Natanahira Waruwarutu was a child at the time of the capture of Kaiapoi Pa by Te Rauparaha's Ngati Toa warriors in 1832. The early years of his life, recounted here in the original Maori text and an accompanying translation, saw great change in the Maori communities of Waitaha (Canterbury) and Akaora. Otako leaders set aside Moeraki, further south, for Kaiapoi refugees and Waruwarutu moved between the two places until he died in 1895. Before his death, he passed on to scribe Thomas Green, himself a Ngāi Tahu elder, a substantial body of material that now defines modern understanding of the traditional history of Ngai Tahu.
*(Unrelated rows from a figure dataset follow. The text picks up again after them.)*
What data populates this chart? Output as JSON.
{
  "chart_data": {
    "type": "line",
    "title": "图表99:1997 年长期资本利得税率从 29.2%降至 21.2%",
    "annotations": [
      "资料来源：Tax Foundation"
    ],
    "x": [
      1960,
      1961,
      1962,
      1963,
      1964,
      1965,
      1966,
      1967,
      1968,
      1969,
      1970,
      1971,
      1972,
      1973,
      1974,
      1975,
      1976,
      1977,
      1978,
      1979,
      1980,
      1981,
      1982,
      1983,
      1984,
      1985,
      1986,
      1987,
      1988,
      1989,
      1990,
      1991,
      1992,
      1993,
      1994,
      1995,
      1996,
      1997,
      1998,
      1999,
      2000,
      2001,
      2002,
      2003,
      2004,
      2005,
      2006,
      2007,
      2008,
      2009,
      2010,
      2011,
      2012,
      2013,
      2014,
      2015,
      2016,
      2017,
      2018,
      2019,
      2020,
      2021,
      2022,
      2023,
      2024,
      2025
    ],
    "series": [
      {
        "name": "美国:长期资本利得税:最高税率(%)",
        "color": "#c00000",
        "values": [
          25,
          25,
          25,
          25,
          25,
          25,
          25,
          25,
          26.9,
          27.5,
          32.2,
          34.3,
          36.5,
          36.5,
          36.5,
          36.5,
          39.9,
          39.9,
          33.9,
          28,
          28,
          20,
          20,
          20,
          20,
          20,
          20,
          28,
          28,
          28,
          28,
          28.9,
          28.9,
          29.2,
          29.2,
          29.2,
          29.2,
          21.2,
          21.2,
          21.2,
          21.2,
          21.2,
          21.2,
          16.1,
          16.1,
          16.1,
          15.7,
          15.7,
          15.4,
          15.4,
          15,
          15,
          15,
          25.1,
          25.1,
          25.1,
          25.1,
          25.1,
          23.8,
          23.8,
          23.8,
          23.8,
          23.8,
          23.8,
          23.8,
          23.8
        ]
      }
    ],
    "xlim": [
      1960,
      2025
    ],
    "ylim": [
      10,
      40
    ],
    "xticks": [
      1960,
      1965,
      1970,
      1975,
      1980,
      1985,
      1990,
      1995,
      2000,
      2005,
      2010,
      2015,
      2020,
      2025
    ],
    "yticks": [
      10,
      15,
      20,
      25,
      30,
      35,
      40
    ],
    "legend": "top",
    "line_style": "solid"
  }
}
This manuscript was part of that material and, as Te Maire Tau describes in his introduction, has a history of its own. The story in this book is not a Ngai Tahu 'Grand narrative'. As Te Maire Tau says, Maori history simply does not work like that. Rather, it is one narrative by a survivor of the period 'that recollects the reality of what he saw as a child; on this basis, it is a superb example of an oral tradition.' The author has included a chapter on the historical context of Waruwarutu manuscript and annotations for both Maori and English texts. A further chapter presents in Maori with English translations a text recorded by scribe Charles Creed that supplements Waruwarutu's account of his induction into the Kaiapoi whare purakau (house of learning). It is one of the few manuscripts that provides a glimpse into a world that no longer exists.